Добыча оказалась немалой. Дорогие меха, ювелирные украшения, драгоценные слитки с царского монетного двора, серебряная посуда, прекрасный фарфор — все это было набито в солдатские рюкзаки или погружено на телеги, которые грабители находили в конюшне каждого большого дома. Посланный на поиски провизии, Бургойнь со своим отрядом опять заблудился в лабиринте горящих улиц, но судьба вновь дала им шанс. Кроме драгоценностей, которые можно было унести с собой, французы набрели на запасы муки, сахара, горчицы и даже яиц, а когда они вдобавок к этому наткнулись на троих поджигателей, занятых своим делом, то одному из них размозжили голову, а двух оставшихся запрягли в телегу, до предела заваленную награбленным добром. Вторую телегу, нагруженную так же, потащили гвардейцы, и эта импровизированная процессия двинулась в обратный путь к своим квартирам.

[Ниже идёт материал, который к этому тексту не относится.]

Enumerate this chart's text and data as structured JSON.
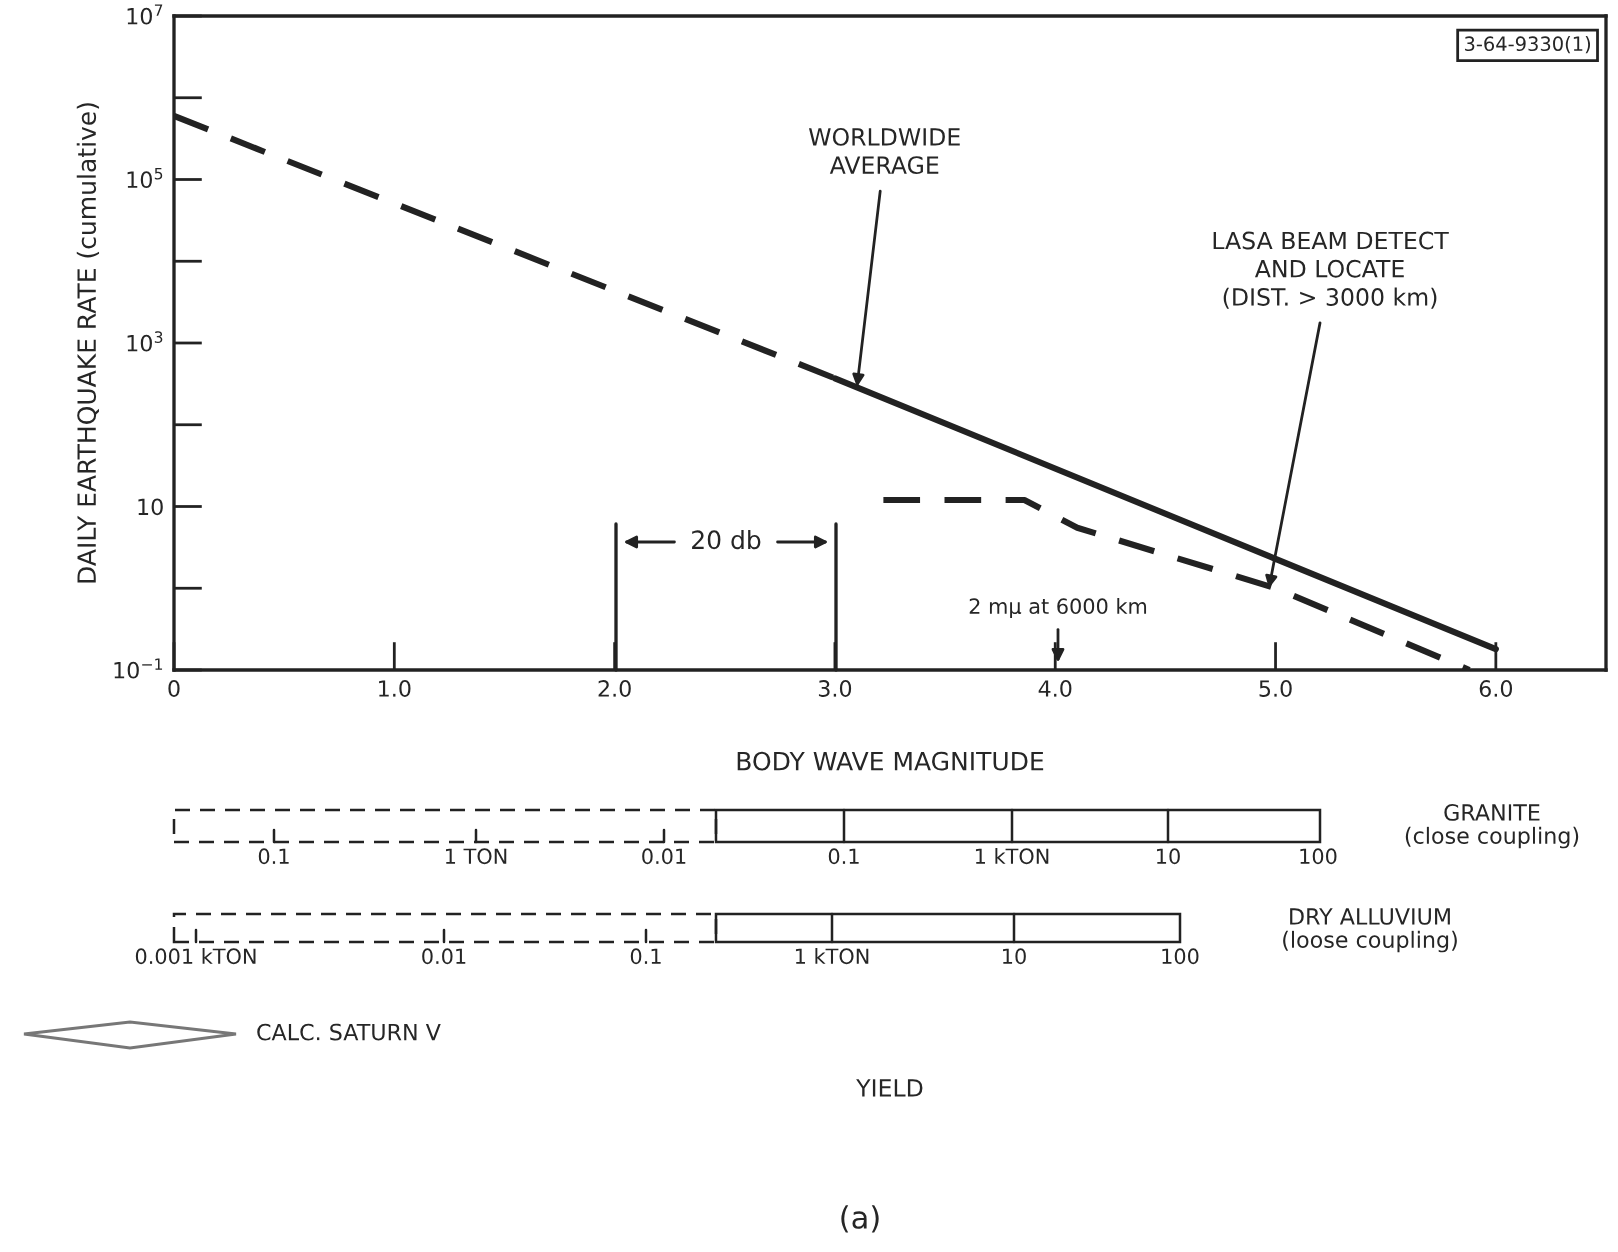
{
  "chart_data": [
    {
      "type": "line",
      "xlabel": "BODY WAVE MAGNITUDE",
      "ylabel": "DAILY EARTHQUAKE RATE (cumulative)",
      "log": "y",
      "xlim": [
        0,
        6.5
      ],
      "ylim": [
        0.1,
        10000000
      ],
      "xticks": [
        0,
        {
          "value": 1,
          "label": "1.0"
        },
        {
          "value": 2,
          "label": "2.0"
        },
        {
          "value": 3,
          "label": "3.0"
        },
        {
          "value": 4,
          "label": "4.0"
        },
        {
          "value": 5,
          "label": "5.0"
        },
        {
          "value": 6,
          "label": "6.0"
        }
      ],
      "yticks": [
        {
          "value": 0.1,
          "label": "10$^{−1}$"
        },
        {
          "value": 1,
          "label": null
        },
        {
          "value": 10,
          "label": "10"
        },
        {
          "value": 100,
          "label": null
        },
        {
          "value": 1000,
          "label": "10$^{3}$"
        },
        {
          "value": 10000,
          "label": null
        },
        {
          "value": 100000,
          "label": "10$^{5}$"
        },
        {
          "value": 1000000,
          "label": null
        },
        {
          "value": 10000000,
          "label": "10$^{7}$"
        }
      ],
      "series": [
        {
          "color": "#222222",
          "line_style": "dashed",
          "x": [
            0,
            3
          ],
          "values": [
            600000,
            370
          ]
        },
        {
          "color": "#222222",
          "line_style": "solid",
          "x": [
            3,
            6
          ],
          "values": [
            370,
            0.18
          ]
        },
        {
          "color": "#222222",
          "line_style": "dashed",
          "x": [
            3.22,
            3.86,
            4.1,
            5.0,
            5.88
          ],
          "values": [
            12,
            12,
            5.5,
            1.0,
            0.1
          ]
        }
      ],
      "annotations": [
        {
          "text": "WORLDWIDE\nAVERAGE",
          "x": 3.1,
          "y": 290
        },
        {
          "text": "LASA BEAM DETECT\nAND LOCATE\n(DIST. > 3000 km)",
          "x": 4.97,
          "y": 1.0
        },
        "2 mμ at 6000 km",
        "20 db",
        "3-64-9330(1)"
      ]
    },
    {
      "type": "other",
      "y2label": "GRANITE\n(close coupling)",
      "annotations": [
        "0.1",
        "1 TON",
        "0.01",
        "0.1",
        "1 kTON",
        "10",
        "100"
      ]
    },
    {
      "type": "other",
      "y2label": "DRY ALLUVIUM\n(loose coupling)",
      "annotations": [
        "0.001 kTON",
        "0.01",
        "0.1",
        "1 kTON",
        "10",
        "100"
      ]
    },
    {
      "type": "other",
      "xlabel": "YIELD",
      "annotations": [
        "CALC. SATURN Ⅴ",
        "(a)"
      ]
    }
  ]
}
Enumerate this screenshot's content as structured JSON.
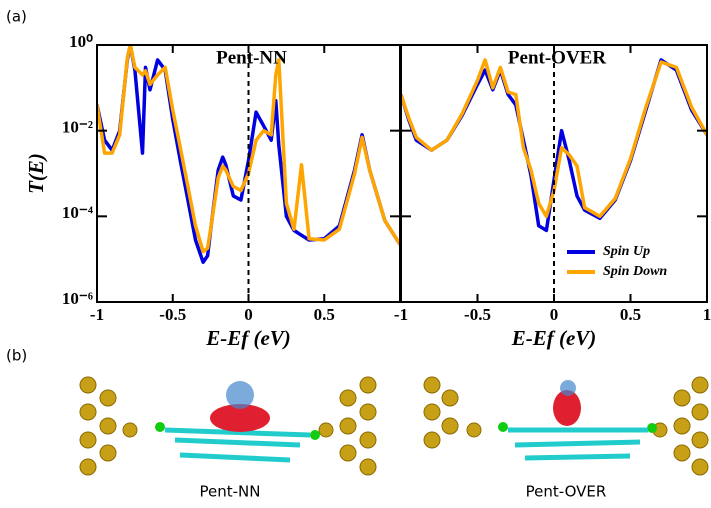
{
  "panel_labels": [
    "(a)",
    "(b)"
  ],
  "structures": [
    "Pent-NN",
    "Pent-OVER"
  ],
  "chart_data": [
    {
      "type": "line",
      "title": "Pent-NN",
      "xlabel": "E-Ef (eV)",
      "ylabel": "T(E)",
      "log_y": true,
      "reference_line_x": 0,
      "xlim": [
        -1,
        1
      ],
      "xticks": [
        -1,
        -0.5,
        0,
        0.5
      ],
      "ylim": [
        1e-06,
        1
      ],
      "yticks": [
        {
          "value": 1e-06,
          "label": "10⁻⁶"
        },
        {
          "value": 0.0001,
          "label": "10⁻⁴"
        },
        {
          "value": 0.01,
          "label": "10⁻²"
        },
        {
          "value": 1,
          "label": "10⁰"
        }
      ],
      "x": [
        -1,
        -0.95,
        -0.9,
        -0.85,
        -0.8,
        -0.78,
        -0.75,
        -0.7,
        -0.68,
        -0.65,
        -0.6,
        -0.55,
        -0.5,
        -0.45,
        -0.4,
        -0.35,
        -0.3,
        -0.27,
        -0.25,
        -0.2,
        -0.17,
        -0.15,
        -0.1,
        -0.05,
        0,
        0.05,
        0.1,
        0.15,
        0.18,
        0.2,
        0.25,
        0.3,
        0.35,
        0.4,
        0.5,
        0.6,
        0.7,
        0.75,
        0.8,
        0.9,
        1
      ],
      "series": [
        {
          "name": "Spin Up",
          "color": "#0000e0",
          "values": [
            0.04,
            0.006,
            0.0035,
            0.01,
            0.45,
            1,
            0.26,
            0.003,
            0.3,
            0.09,
            0.45,
            0.26,
            0.018,
            0.002,
            0.00024,
            2.8e-05,
            8.5e-06,
            1.2e-05,
            4.7e-05,
            0.0012,
            0.0024,
            0.0016,
            0.0003,
            0.00024,
            0.002,
            0.027,
            0.013,
            0.006,
            0.05,
            0.0046,
            0.0001,
            4.7e-05,
            3.6e-05,
            2.8e-05,
            3e-05,
            6e-05,
            0.0012,
            0.008,
            0.0012,
            8e-05,
            2.2e-05
          ]
        },
        {
          "name": "Spin Down",
          "color": "#ffa500",
          "values": [
            0.04,
            0.003,
            0.003,
            0.008,
            0.5,
            1,
            0.3,
            0.2,
            0.25,
            0.12,
            0.2,
            0.3,
            0.03,
            0.004,
            0.0005,
            6e-05,
            1.5e-05,
            1.8e-05,
            5e-05,
            0.0008,
            0.0015,
            0.0012,
            0.0005,
            0.0004,
            0.001,
            0.006,
            0.01,
            0.008,
            0.2,
            0.45,
            0.0002,
            5e-05,
            0.0016,
            3e-05,
            2.8e-05,
            5e-05,
            0.001,
            0.007,
            0.0012,
            8e-05,
            2.2e-05
          ]
        }
      ]
    },
    {
      "type": "line",
      "title": "Pent-OVER",
      "xlabel": "E-Ef (eV)",
      "log_y": true,
      "reference_line_x": 0,
      "legend": "lower right",
      "xlim": [
        -1,
        1
      ],
      "xticks": [
        -1,
        -0.5,
        0,
        0.5,
        1
      ],
      "ylim": [
        1e-06,
        1
      ],
      "yticks": [
        1e-06,
        0.0001,
        0.01,
        1
      ],
      "x": [
        -1,
        -0.95,
        -0.9,
        -0.8,
        -0.7,
        -0.6,
        -0.5,
        -0.45,
        -0.4,
        -0.35,
        -0.3,
        -0.25,
        -0.2,
        -0.15,
        -0.1,
        -0.05,
        0,
        0.05,
        0.1,
        0.15,
        0.2,
        0.3,
        0.4,
        0.5,
        0.6,
        0.7,
        0.8,
        0.9,
        1
      ],
      "series": [
        {
          "name": "Spin Up",
          "color": "#0000e0",
          "values": [
            0.07,
            0.018,
            0.006,
            0.0035,
            0.006,
            0.023,
            0.12,
            0.26,
            0.09,
            0.26,
            0.07,
            0.04,
            0.006,
            0.0009,
            6e-05,
            4.7e-05,
            0.0007,
            0.01,
            0.002,
            0.0003,
            0.00014,
            9e-05,
            0.00024,
            0.002,
            0.03,
            0.45,
            0.26,
            0.03,
            0.008
          ]
        },
        {
          "name": "Spin Down",
          "color": "#ffa500",
          "values": [
            0.07,
            0.02,
            0.007,
            0.0035,
            0.006,
            0.025,
            0.15,
            0.45,
            0.1,
            0.3,
            0.08,
            0.07,
            0.004,
            0.0012,
            0.0002,
            0.0001,
            0.0004,
            0.004,
            0.0027,
            0.0015,
            0.00016,
            0.0001,
            0.00026,
            0.0022,
            0.035,
            0.4,
            0.3,
            0.035,
            0.008
          ]
        }
      ]
    }
  ]
}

Двигаться по центральным улицам было не столько предельно опасно, потому что многие из горящих домов продолжали рушиться и загромождать проход обломками, сколько невыносимо жарко. Солдаты наполовину ослепли от туч пепла, носившегося в воздухе. Бургойнь принял меры предосторожности, пустив русских возчиков во главе колонны, и вскоре убедился в своей правоте, когда на них и их телегу обрушился целый дом. Оставшиеся в живых французы были вынуждены искать более безопасный путь к их квартирам. Они оставили вторую телегу под охраной и через час вернулись с подкреплением. Бургойнь высказался по поводу первой телеги и ее двуногих возчиков: «Они сгорели дотла, но о потере русских мы сожалеем гораздо меньше, чем о потере провизии, в особенности о том, что лишились яиц!» В войнах Наполеона любой человек мог сделаться бессердечнее сатаны.
Лабом, офицер, прикомандированный к штабу принца Евгения, находился в группе, сопровождавшей императора во время переезда в Петровский замок.
Это был очень чувствительный человек, которого потрясло ужасное положение 12 тысяч раненых, французов и русских, лежавших в горящих госпиталях. Он видел даже, как некоторые из них пытались выползти наружу и умирали от этих попыток, но больше всего его потрясла кошмарная сцена, когда на город опустилась ночь, но от неестественных отблесков пламени было светло как днем. В результате беспорядочных грабежей многие солдаты, офицеры и рядовые одевались в ту одежду, которую сумели вынести из объятых пламенем домов. Поэтому на новые квартиры французы отправились одетые казаками, башкирами, калмыками и китайцами, и, когда штаб армии прибыл в Петровский замок, он в какой-то момент гораздо больше напоминал гигантский базар или карнавал, чем лагерь самой прославленной армии Европы. Окрестности замка будоражили воображение: английские сады, гроты, дорожки, обсаженные кустами акации и липами, и китайские павильоны, но когда к концу четвертого дня пребывания армии там пошел дождь, то места для укрытия всем не нашлось, и вскоре чудесные сады превратились в болота. Между мародерами всех званий началась оживленная торговля, говорил Лабом, любая пригодная для этого вещь продавалась или менялась. Здесь в избытке были и вина вместе с другими алкогольными напитками, спасенными из погребов, которые пощадил огонь, и огромное количество разного печенья и конфет, но хлеба и мяса удалось найти очень мало.
Из-за массового мародерства, которое значительно повлияло на дисциплину в армии, рассказывал Лабом, солдаты императорской гвардии дошли до того, что проникли в склеп, расположенный под Архангельским собором Московского Кремля, где были похоронены русские цари, и принялись взламывать их гробы, в надежде обнаружить там драгоценности. Другим его наблюдением стал тот факт, что пожары в Москве преднамеренно устраивались ночью, в чем он смог убедиться, когда в отблесках пламени увидел, как с башенок зданий, еще не поглощенных огнем, неизвестные поджигатели бросают во все стороны зажженные факелы. «Они выглядели, — говорил он, — как метеоры». Возможно, что маршал Бертье тоже наблюдал это зрелище. Очарованный грандиозностью спектакля, он взобрался на Кремлевскую стену, откуда чуть было не свалился под напором сильного ветра.
20 сентября Наполеон вернулся в Кремль, обнаружив, что он не так поврежден. Более 400 поджигателей было поймано и казнено, но в городе их все равно еще оставалось немало. Полное разрушение города остановил ливень, и, когда инженеры осмотрели все, что осталось, они доложили, что из 25 тысяч домов уцелела лишь одна пятая часть. Глядя на дымившиеся развалины, Наполеон, убедившись, что Москва горела не случайно, произнес: «Они сами сотворили все это! Какое изумительное решение!» Это было сказано так, будто безжалостность Ростопчина, которую тот проявил, невероятно затянув оборонительную войну, привела его в восхищение.